Regardless of the reason, the result is the same: a lot of software running on a lot of computers has vulnerabilities in it. Those vulnerabilities have historically been protected, to some degree, by the sheer difficulty of finding them. That protection is diminishing.

So what does this actually mean for the rest of us?

I’ve been someone who’s cautious about software updates. New versions often introduce their own problems. Sometimes there’s no going back once you’ve updated. I’ve watched people get burned by rushing to the latest version. When I help friends or family with their computers, I’ll check whether their browser or operating system needs updating (browser updates in particular are usually just a restart away), but I’ve held back from being too insistent about it.

I’m changing my approach.

The calculus has shifted. The risk of keeping software with a known vulnerability, especially when that vulnerability can now be found and exploited faster and more cheaply than ever, outweighs the risk of dealing with whatever minor annoyances a new version might introduce. The downside of a buggy update is inconvenience. The downside of an unpatched vulnerability, in a world where exploit-finding is becoming increasingly accessible, is something much worse: potential access to your files, your accounts, your financial information, and your medical records. Think about how much of your life your software touches. Even if you wanted to opt out of all of it, you couldn’t.

My advice is simple, and this applies to your operating system, your web browser, your apps, everything:

• When a software update includes security fixes, update promptly.
• If you’re not sure whether a given update includes security fixes, seriously consider updating anyway.
• Enable automatic updates where you’re comfortable doing so.

If you help anyone else with their devices, this is worth a gentle push. Every time I sit down with someone to help them with something and I notice Chrome is running three versions behind, I ask if I can update it right then. I used to see it as a nice-to-do. Now it feels more urgent than that.
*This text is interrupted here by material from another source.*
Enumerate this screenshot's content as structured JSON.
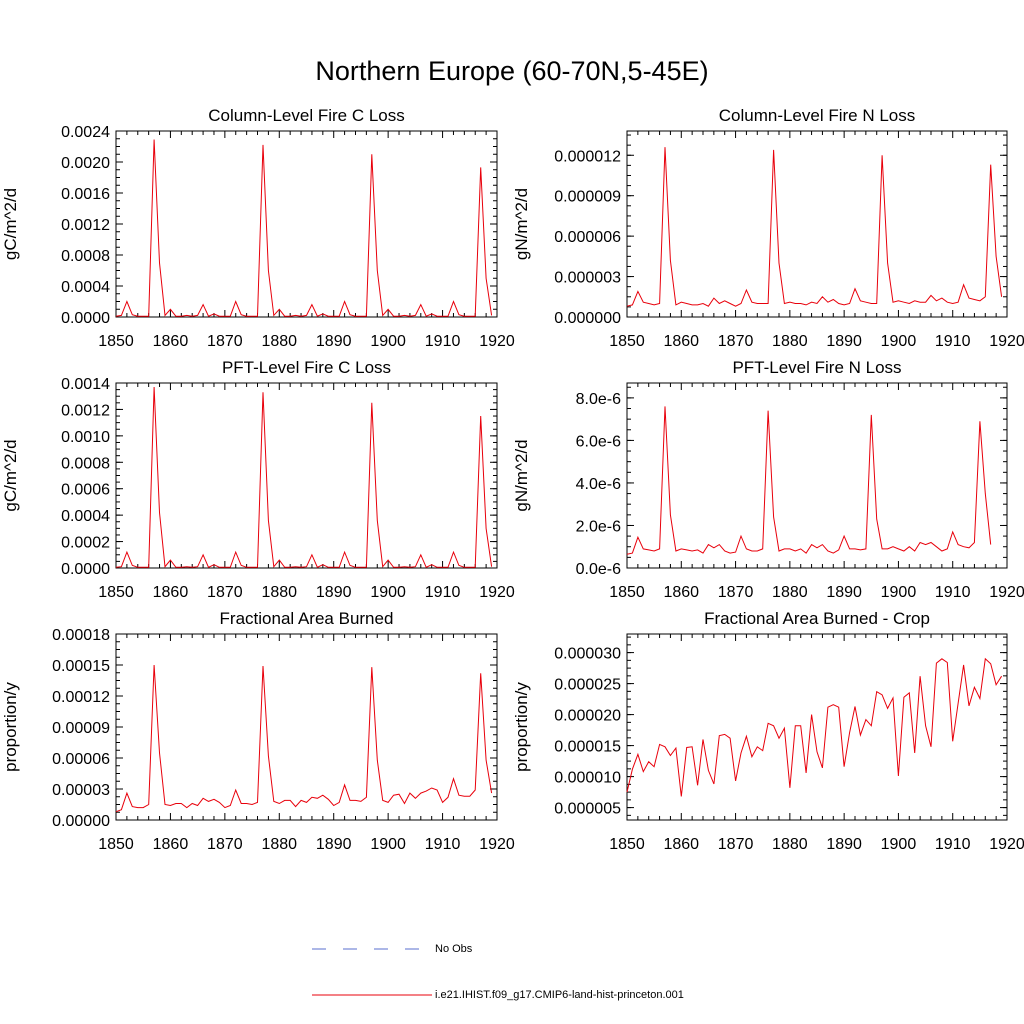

Where this goes from here is uncertain. We’re in a period where the tools to find and exploit vulnerabilities are advancing faster than most software can be patched. Anthropic’s Project Glasswing is an acknowledgment of that gap, and a genuine effort to use the same capability defensively before the offensive version spreads further. Whether the rest of the industry coordinates around this responsibly is an open question. Right now, the competitive dynamics of the AI space don’t exactly reward slowdowns for collective safety.

What makes me cautiously hopeful, however, is that the capability cuts both ways. If AI tools for finding and fixing vulnerabilities become accessible to developers at every scale, the long-term outcome could actually be more secure software than we’ve ever had. The care that independent developers bring to their work, combined with tools that can help them find what they’d otherwise miss, is a genuinely promising combination. Anthropic’s own write-up on this ends with a call to action for the security community, framing it as a moment like the launch of post-quantum cryptography work in 2016 (preparing for the day quantum computers could break today’s encryption, years before that was an immediate threat), preparing for what’s coming rather than reacting to it.

We just need to get there first. In the meantime: update your damn software.